В Дублин, штат Джорджия, сэр.
Где вы их взяли-то?
В округе Суррей, сэр, ну где Замок Бейкона, знаете? Там плантация Райдера прикрылась, и вот - они и есть, евонные негры. А сейчас в Джорджию, стал-быть.
А давно вышли?
Да нет, ну, как сказать - утречком, стал-быть, позавчера, - неспешно отвечал погонщик. - Да мы бы уже вона где были, кабы впотьмах не поворотили не туда ешо в Сассексе, ну и заблукали чуток. - Он вдруг осклабился, обнажив зубы, такие черные от табака, что на фоне тьмы во рту они почти терялись. - Тут не везде ведь так легко ешо дорогу сыщешь, я извиняюсь, сэр. В Иерусалиме нас как только не путали! А нонче-то, я-чай, мы верно идем? На юг, стал-быть. На Каролину то-иссь.

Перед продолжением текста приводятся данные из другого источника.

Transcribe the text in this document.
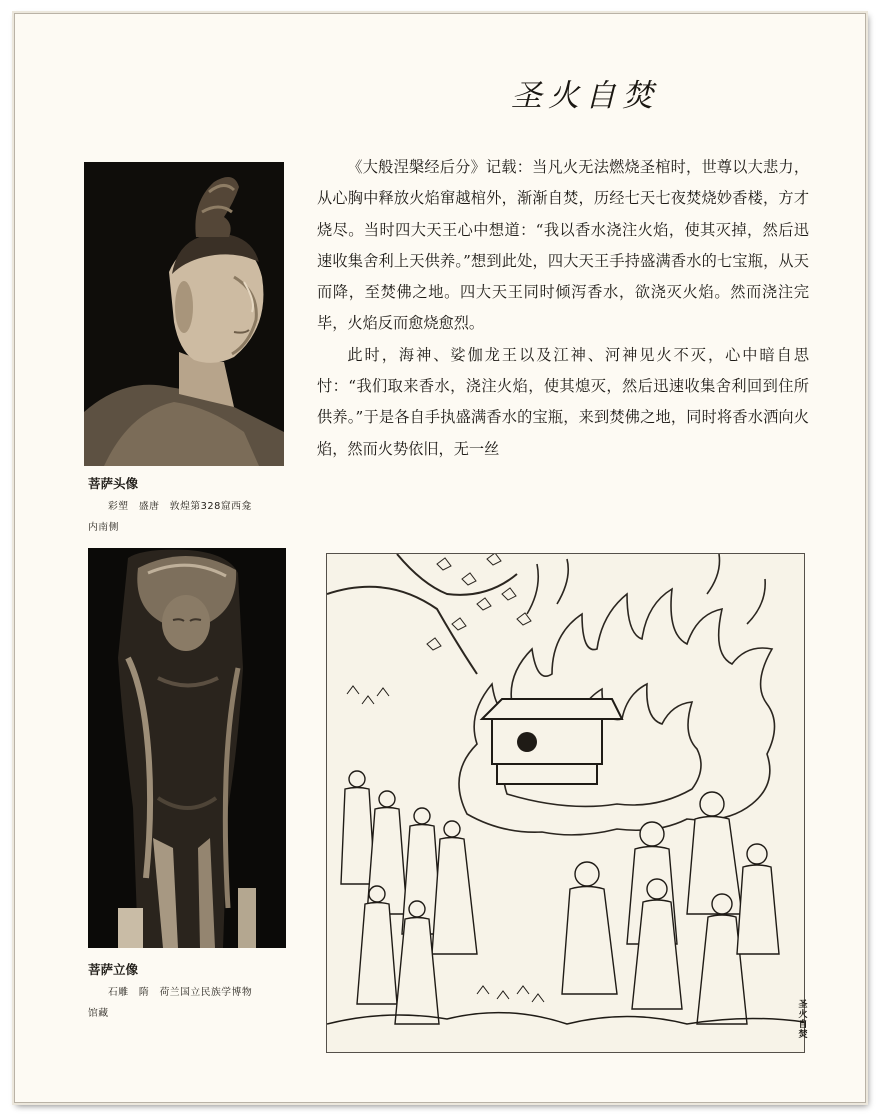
圣火自焚

《大般涅槃经后分》记载：当凡火无法燃烧圣棺时，世尊以大悲力，从心胸中释放火焰窜越棺外，渐渐自焚，历经七天七夜焚烧妙香楼，方才烧尽。当时四大天王心中想道：“我以香水浇注火焰，使其灭掉，然后迅速收集舍利上天供养。”想到此处，四大天王手持盛满香水的七宝瓶，从天而降，至焚佛之地。四大天王同时倾泻香水，欲浇灭火焰。然而浇注完毕，火焰反而愈烧愈烈。

此时，海神、娑伽龙王以及江神、河神见火不灭，心中暗自思忖：“我们取来香水，浇注火焰，使其熄灭，然后迅速收集舍利回到住所供养。”于是各自手执盛满香水的宝瓶，来到焚佛之地，同时将香水洒向火焰，然而火势依旧，无一丝

菩萨头像
彩塑　盛唐　敦煌第328窟西龛
内南侧
菩萨立像
石雕　隋　荷兰国立民族学博物
馆藏
圣火自焚
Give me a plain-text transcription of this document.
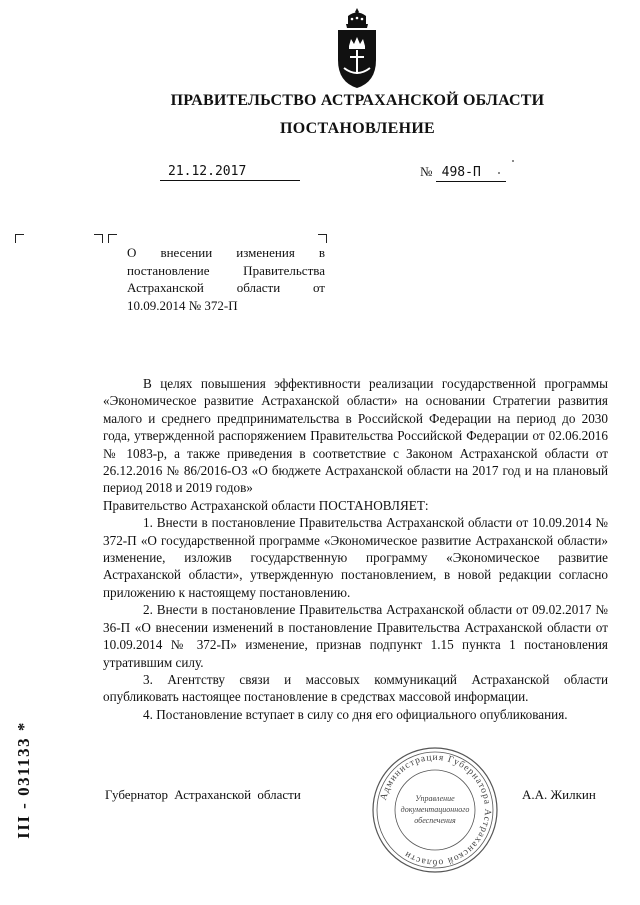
ПРАВИТЕЛЬСТВО АСТРАХАНСКОЙ ОБЛАСТИ
ПОСТАНОВЛЕНИЕ
21.12.2017	№ 498-П
О внесении изменения в постановление Правительства Астраханской области от 10.09.2014 № 372-П

В целях повышения эффективности реализации государственной программы «Экономическое развитие Астраханской области» на основании Стратегии развития малого и среднего предпринимательства в Российской Федерации на период до 2030 года, утвержденной распоряжением Правительства Российской Федерации от 02.06.2016 № 1083-р, а также приведения в соответствие с Законом Астраханской области от 26.12.2016 № 86/2016-ОЗ «О бюджете Астраханской области на 2017 год и на плановый период 2018 и 2019 годов»

Правительство Астраханской области ПОСТАНОВЛЯЕТ:

1. Внести в постановление Правительства Астраханской области от 10.09.2014 № 372-П «О государственной программе «Экономическое развитие Астраханской области» изменение, изложив государственную программу «Экономическое развитие Астраханской области», утвержденную постановлением, в новой редакции согласно приложению к настоящему постановлению.

2. Внести в постановление Правительства Астраханской области от 09.02.2017 № 36-П «О внесении изменений в постановление Правительства Астраханской области от 10.09.2014 № 372-П» изменение, признав подпункт 1.15 пункта 1 постановления утратившим силу.

3. Агентству связи и массовых коммуникаций Астраханской области опубликовать настоящее постановление в средствах массовой информации.

4. Постановление вступает в силу со дня его официального опубликования.

Губернатор Астраханской области	А.А. Жилкин
Администрация Губернатора Астраханской области
Управление
документационного
обеспечения
III - 031133 *
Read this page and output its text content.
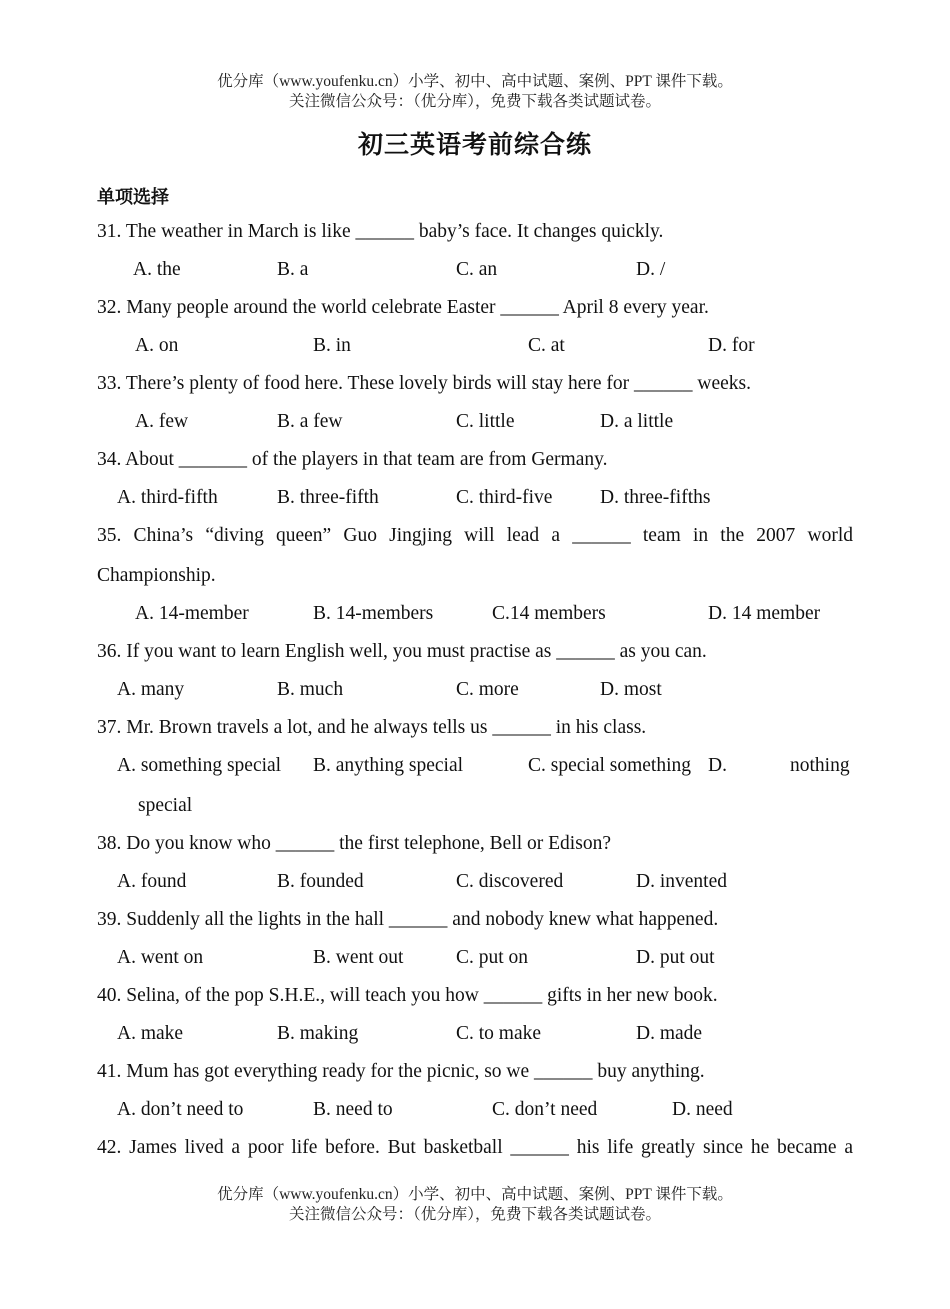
优分库（www.youfenku.cn）小学、初中、高中试题、案例、PPT 课件下载。
关注微信公众号：（优分库），免费下载各类试题试卷。
初三英语考前综合练
单项选择
31. The weather in March is like ______ baby’s face. It changes quickly.
A. the	B. a	C. an	D. /
32. Many people around the world celebrate Easter ______ April 8 every year.
A. on	B. in	C. at	D. for
33. There’s plenty of food here. These lovely birds will stay here for ______ weeks.
A. few	B. a few	C. little	D. a little
34. About _______ of the players in that team are from Germany.
A. third-fifth	B. three-fifth	C. third-five D. three-fifths
35. China’s “diving queen” Guo Jingjing will lead a ______ team in the 2007 world
Championship.
A. 14-member	B. 14-members	C.14 members	D. 14 member
36. If you want to learn English well, you must practise as ______ as you can.
A. many	B. much	C. more	D. most
37. Mr. Brown travels a lot, and he always tells us ______ in his class.
A. something special B. anything special	C. special something D.	nothing
special
38. Do you know who ______ the first telephone, Bell or Edison?
A. found	B. founded	C. discovered	D. invented
39. Suddenly all the lights in the hall ______ and nobody knew what happened.
A. went on	B. went out	C. put on	D. put out
40. Selina, of the pop S.H.E., will teach you how ______ gifts in her new book.
A. make	B. making	C. to make	D. made
41. Mum has got everything ready for the picnic, so we ______ buy anything.
A. don’t need to	B. need to	C. don’t need	D. need
42. James lived a poor life before. But basketball ______ his life greatly since he became a
优分库（www.youfenku.cn）小学、初中、高中试题、案例、PPT 课件下载。
关注微信公众号：（优分库），免费下载各类试题试卷。
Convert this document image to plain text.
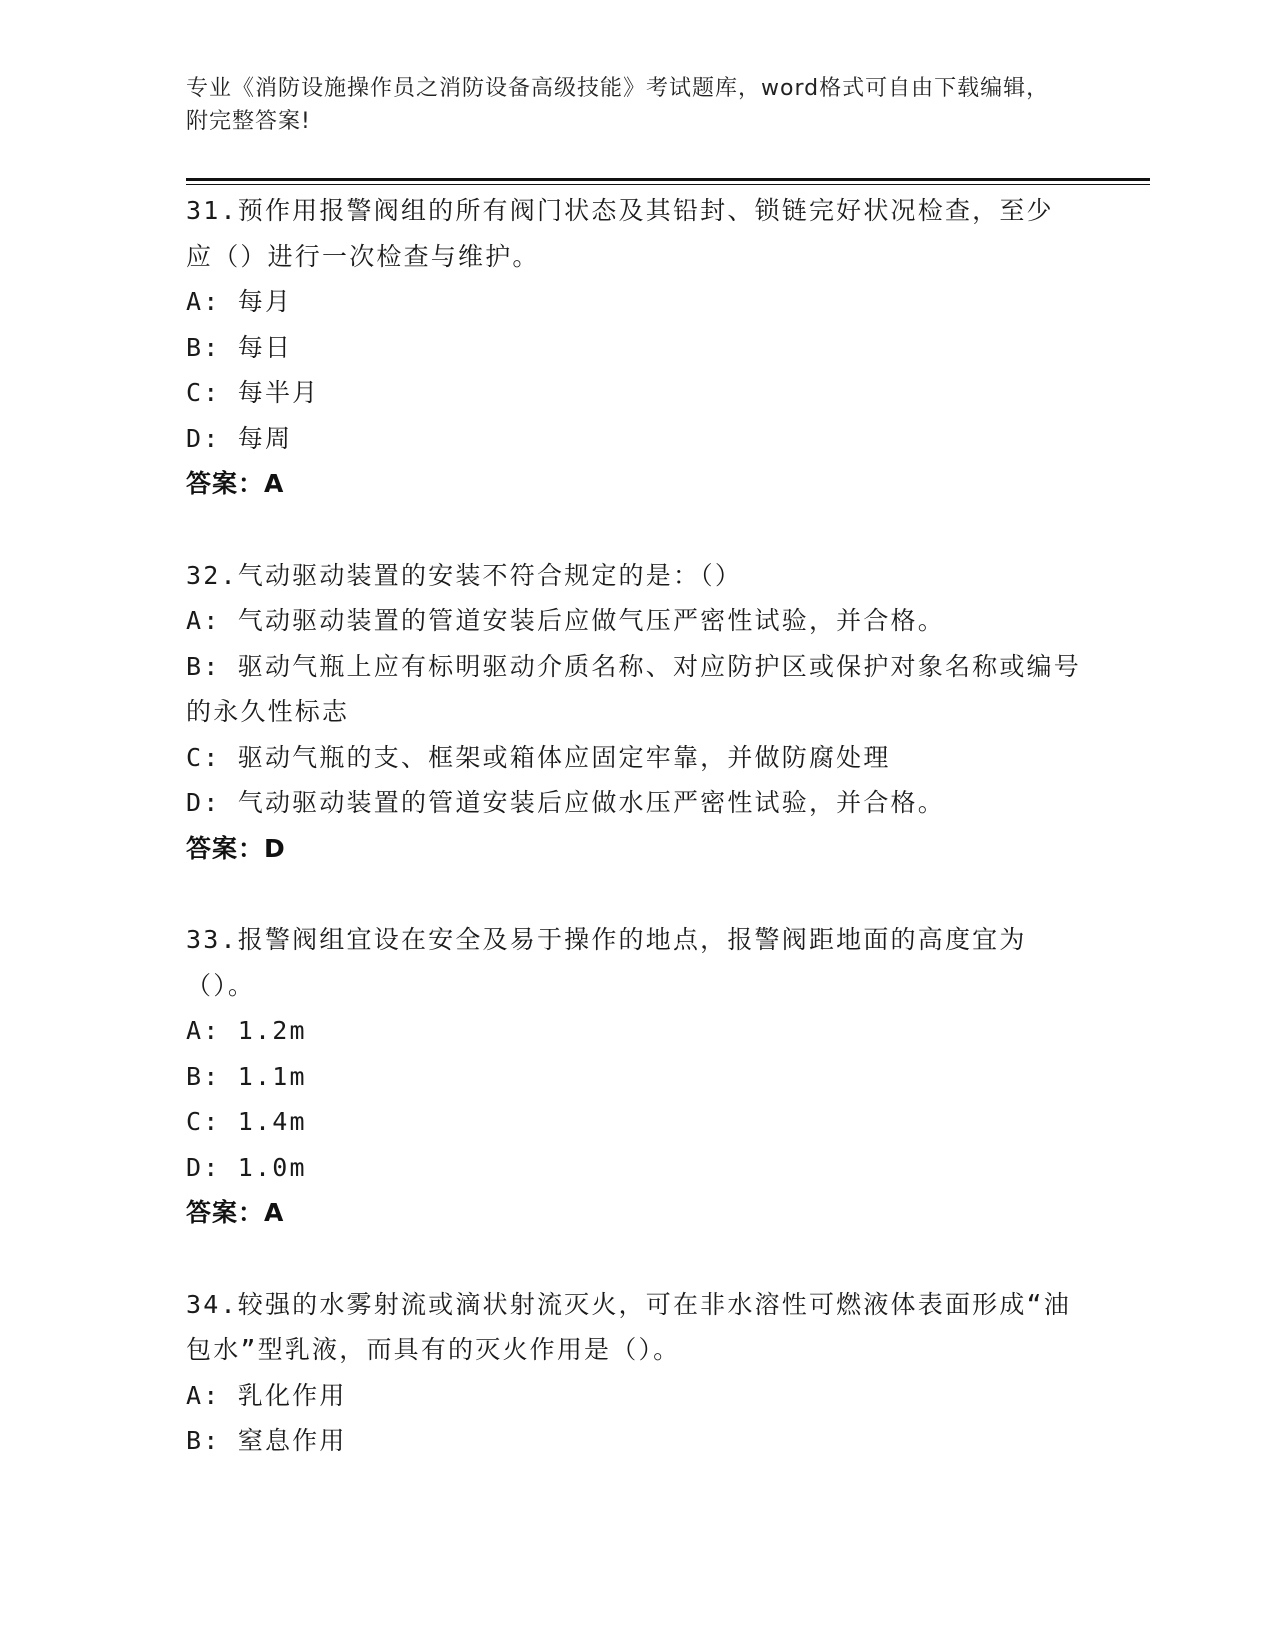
专业《消防设施操作员之消防设备高级技能》考试题库，word格式可自由下载编辑，附完整答案!
31.预作用报警阀组的所有阀门状态及其铅封、锁链完好状况检查，至少应（）进行一次检查与维护。
A: 每月
B: 每日
C: 每半月
D: 每周
答案：A
32.气动驱动装置的安装不符合规定的是：（）
A: 气动驱动装置的管道安装后应做气压严密性试验，并合格。
B: 驱动气瓶上应有标明驱动介质名称、对应防护区或保护对象名称或编号的永久性标志
C: 驱动气瓶的支、框架或箱体应固定牢靠，并做防腐处理
D: 气动驱动装置的管道安装后应做水压严密性试验，并合格。
答案：D
33.报警阀组宜设在安全及易于操作的地点，报警阀距地面的高度宜为（）。
A: 1.2m
B: 1.1m
C: 1.4m
D: 1.0m
答案：A
34.较强的水雾射流或滴状射流灭火，可在非水溶性可燃液体表面形成“油包水”型乳液，而具有的灭火作用是（）。
A: 乳化作用
B: 窒息作用
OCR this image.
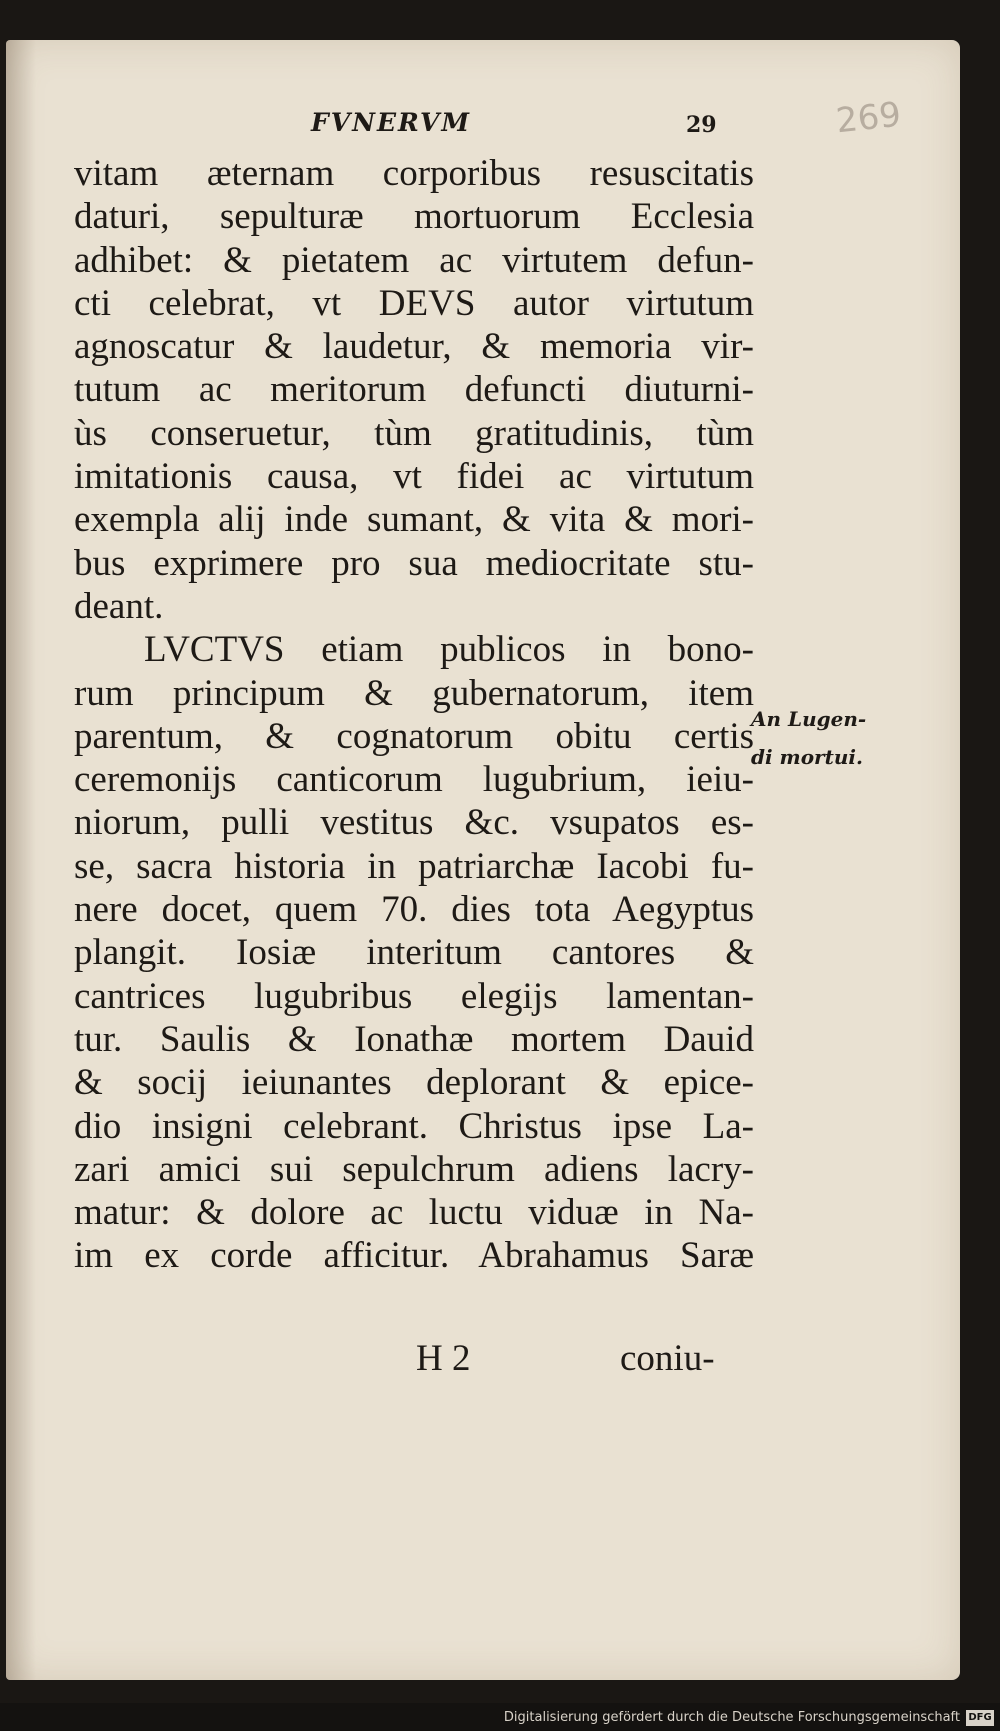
FVNERVM	29	269
vitam æternam corporibus resuscitatis
daturi, sepulturæ mortuorum Ecclesia
adhibet: & pietatem ac virtutem defun-
cti celebrat, vt DEVS autor virtutum
agnoscatur & laudetur, & memoria vir-
tutum ac meritorum defuncti diuturni-
ùs conseruetur, tùm gratitudinis, tùm
imitationis causa, vt fidei ac virtutum
exempla alij inde sumant, & vita & mori-
bus exprimere pro sua mediocritate stu-
deant.
LVCTVS etiam publicos in bono-
rum principum & gubernatorum, item
parentum, & cognatorum obitu certis
ceremonijs canticorum lugubrium, ieiu-
niorum, pulli vestitus &c. vsupatos es-
se, sacra historia in patriarchæ Iacobi fu-
nere docet, quem 70. dies tota Aegyptus
plangit. Iosiæ interitum cantores &
cantrices lugubribus elegijs lamentan-
tur. Saulis & Ionathæ mortem Dauid
& socij ieiunantes deplorant & epice-
dio insigni celebrant. Christus ipse La-
zari amici sui sepulchrum adiens lacry-
matur: & dolore ac luctu viduæ in Na-
im ex corde afficitur. Abrahamus Saræ
An Lugen-
di mortui.
H 2	coniu-
Digitalisierung gefördert durch die Deutsche Forschungsgemeinschaft DFG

Вместо ответа маса Сэмюэль так и вскинулся недоуменно и протестующе: Как, и плантация Райдера тоже? Так это негры Райдера! Бог ты мой, видно, совсем там никудышные дела, если... он вдруг прервался и ответил на вопрос:-Да, к ночи выйдете к Хиксфорду. Там есть, по-моему, торная дорога через границу и к Гастону, а дальше прямым ходом на Релей. Ну, и когда до Джорджии рассчитываете добраться?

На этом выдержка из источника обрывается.